American demographer

Irene Barnes Taeuber (December 25, 1906 – February 24, 1974) was an American demographer who worked for the Office of Population Research at Princeton University, where she edited the journal Population Index from 1936 to 1954. Her scholarly work is credited with helping to establish the science of demography.

==Life==
Irene Barnes was born on December 25, 1906, in Meadville, Missouri. She graduated from the University of Missouri in 1927, earned a master's degree in anthropology from Northwestern University in 1928, and completed her doctorate in sociology from the University of Minnesota in 1931. In 1929, while still a student, she married Conrad Taeuber; he and their children Richard and Karl would also become noted demographers.

She took a faculty position at Mount Holyoke College in 1931, but in 1934 her husband joined the Federal Emergency Relief Administration and she moved with him to Washington, DC. She began working on the journal Population Literature of the Population Association of America; when its editor Frank Lorimer left the position in 1935, the journal moved to the Office of Population Research at Princeton University, where it became Population Index, and she moved with it. She was initially a research associate there (part-time while her children were young), and was promoted to senior research demographer in 1961; she retired in 1973.

She died on February 24, 1974, of pneumonia and emphysema.

==Contributions==
As well as her work on Population Index, Taeuber directed the Census Library Project, a joint effort of the Library of Congress and the Bureau of the Census, from 1942 to 1945. She also chaired committees on population and demography for the Pacific Science Association and American Sociological Association, and served as president of the Population Association of America for 1953–1954.

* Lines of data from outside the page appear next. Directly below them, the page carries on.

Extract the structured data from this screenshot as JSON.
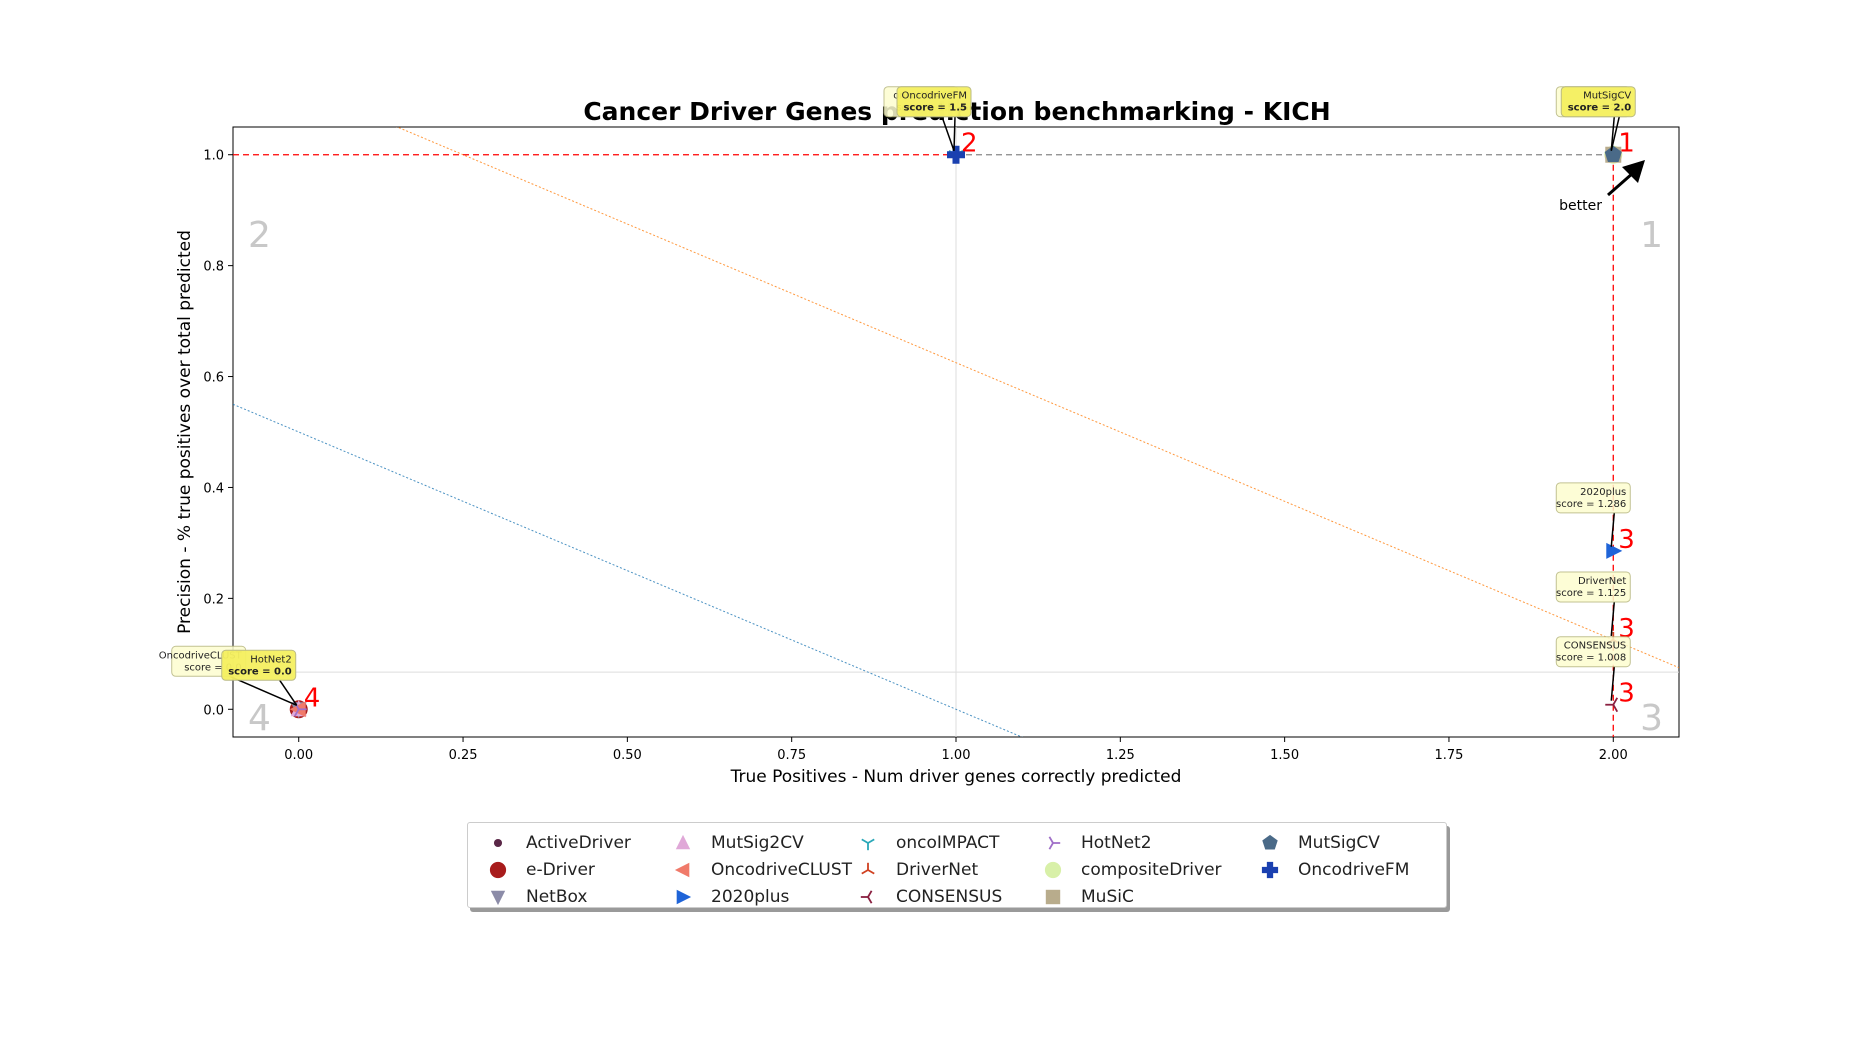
{
  "chart_data": {
    "type": "scatter",
    "title": "Cancer Driver Genes prediction benchmarking - KICH",
    "xlabel": "True Positives - Num driver genes correctly predicted",
    "ylabel": "Precision - % true positives over total predicted",
    "xlim": [
      -0.1,
      2.1
    ],
    "ylim": [
      -0.05,
      1.05
    ],
    "xticks": [
      "0.00",
      "0.25",
      "0.50",
      "0.75",
      "1.00",
      "1.25",
      "1.50",
      "1.75",
      "2.00"
    ],
    "yticks": [
      "0.0",
      "0.2",
      "0.4",
      "0.6",
      "0.8",
      "1.0"
    ],
    "quadrant_labels": [
      "1",
      "2",
      "3",
      "4"
    ],
    "better_label": "better",
    "points": [
      {
        "name": "ActiveDriver",
        "x": 0.0,
        "y": 0.0,
        "color": "#5a2747",
        "marker": "circle-small",
        "rank": "4",
        "score_label": "score = 0.0"
      },
      {
        "name": "e-Driver",
        "x": 0.0,
        "y": 0.0,
        "color": "#a81c1c",
        "marker": "circle",
        "rank": "4",
        "score_label": "score = 0.0"
      },
      {
        "name": "NetBox",
        "x": 0.0,
        "y": 0.0,
        "color": "#8c8ca8",
        "marker": "triangle-down",
        "rank": "4",
        "score_label": "score = 0.0"
      },
      {
        "name": "MutSig2CV",
        "x": 0.0,
        "y": 0.0,
        "color": "#e0a8d8",
        "marker": "triangle-up",
        "rank": "4",
        "score_label": "score = 0.0"
      },
      {
        "name": "OncodriveCLUST",
        "x": 0.0,
        "y": 0.0,
        "color": "#f07a6a",
        "marker": "triangle-left",
        "rank": "4",
        "score_label": "score = 0.0"
      },
      {
        "name": "2020plus",
        "x": 2.0,
        "y": 0.2857,
        "color": "#1f64d8",
        "marker": "triangle-right",
        "rank": "3",
        "score_label": "score = 1.286"
      },
      {
        "name": "oncoIMPACT",
        "x": 1.0,
        "y": 1.0,
        "color": "#2aa8b8",
        "marker": "tri-down",
        "rank": "2",
        "score_label": "score = 1.5"
      },
      {
        "name": "DriverNet",
        "x": 2.0,
        "y": 0.125,
        "color": "#d04020",
        "marker": "tri-up",
        "rank": "3",
        "score_label": "score = 1.125"
      },
      {
        "name": "CONSENSUS",
        "x": 2.0,
        "y": 0.0082,
        "color": "#8a2040",
        "marker": "tri-left",
        "rank": "3",
        "score_label": "score = 1.008"
      },
      {
        "name": "HotNet2",
        "x": 0.0,
        "y": 0.0,
        "color": "#a070c8",
        "marker": "tri-right",
        "rank": "4",
        "score_label": "score = 0.0"
      },
      {
        "name": "compositeDriver",
        "x": 2.0,
        "y": 1.0,
        "color": "#d8f0a8",
        "marker": "circle-large",
        "rank": "1",
        "score_label": "score = 2.0"
      },
      {
        "name": "MuSiC",
        "x": 2.0,
        "y": 1.0,
        "color": "#b8ac8c",
        "marker": "square",
        "rank": "1",
        "score_label": "score = 2.0"
      },
      {
        "name": "MutSigCV",
        "x": 2.0,
        "y": 1.0,
        "color": "#4a6a88",
        "marker": "pentagon",
        "rank": "1",
        "score_label": "score = 2.0"
      },
      {
        "name": "OncodriveFM",
        "x": 1.0,
        "y": 1.0,
        "color": "#1a40b0",
        "marker": "plus",
        "rank": "2",
        "score_label": "score = 1.5"
      }
    ],
    "annotations": [
      {
        "text": "OncodriveCLUST",
        "score": "score = 0.0",
        "x": 0.0,
        "y": 0.0,
        "highlight": false
      },
      {
        "text": "HotNet2",
        "score": "score = 0.0",
        "x": 0.0,
        "y": 0.0,
        "highlight": true
      },
      {
        "text": "oncoIMPACT",
        "score": "score = 1.5",
        "x": 1.0,
        "y": 1.0,
        "highlight": false
      },
      {
        "text": "OncodriveFM",
        "score": "score = 1.5",
        "x": 1.0,
        "y": 1.0,
        "highlight": true
      },
      {
        "text": "MuSiC",
        "score": "score = 2.0",
        "x": 2.0,
        "y": 1.0,
        "highlight": false
      },
      {
        "text": "MutSigCV",
        "score": "score = 2.0",
        "x": 2.0,
        "y": 1.0,
        "highlight": true
      },
      {
        "text": "2020plus",
        "score": "score = 1.286",
        "x": 2.0,
        "y": 0.2857,
        "highlight": false
      },
      {
        "text": "DriverNet",
        "score": "score = 1.125",
        "x": 2.0,
        "y": 0.125,
        "highlight": false
      },
      {
        "text": "CONSENSUS",
        "score": "score = 1.008",
        "x": 2.0,
        "y": 0.0082,
        "highlight": false
      }
    ],
    "reference_lines": {
      "pareto_color": "#ff0000",
      "pareto_style": "dashed",
      "median_x": 1.0,
      "median_y": 0.067,
      "iso_score_lines": [
        {
          "score": 0.5,
          "color": "#1f77b4"
        },
        {
          "score": 1.125,
          "color": "#ff7f0e"
        },
        {
          "score": 2.75,
          "color": "#2ca02c"
        }
      ]
    },
    "legend_placement": "bottom-center",
    "grid": false
  }
}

Taeuber wrote and edited many books and articles, totalling "a dozen influential books and book-length reports and some 250 articles and chapters."
But her most significant work was the book The Population of Japan (Princeton University Press, 1958).
Nearly 500 pages long, this book is in seven sections. The first one gives a historical and sociological overview of Japanese life and culture, followed by sections on the Meiji period and the modern era. Next follow sections on internal migrations, the Meiji-era expansion of the Japanese empire, the effects of fertility and mortality on the population, and a demographic view of the effects of World War II on Japan with an eye to future possibilities. This work "demonstrates the power of demographic analysis ... as an instrument for the description of social change". It was well-received in Japan, and a Japanese translation was published by the Mainichi Press.

==Recognition==
Taeuber was elected as a Fellow by the American Academy of Arts and Sciences, American Association for the Advancement of Science, American Sociological Society, and American Statistical Association (1960).
She was given honorary doctorates by Smith College in 1960, and by the Western College for Women in 1965.
The Universities of Missouri and Minnesota also awarded her accomplishments, as did the American Sociological Society, which gave her their Stuart. A. Rice Award in 1972.
The Irene B. Taeuber Award for research achievements of the Population Association of America is named in her honor.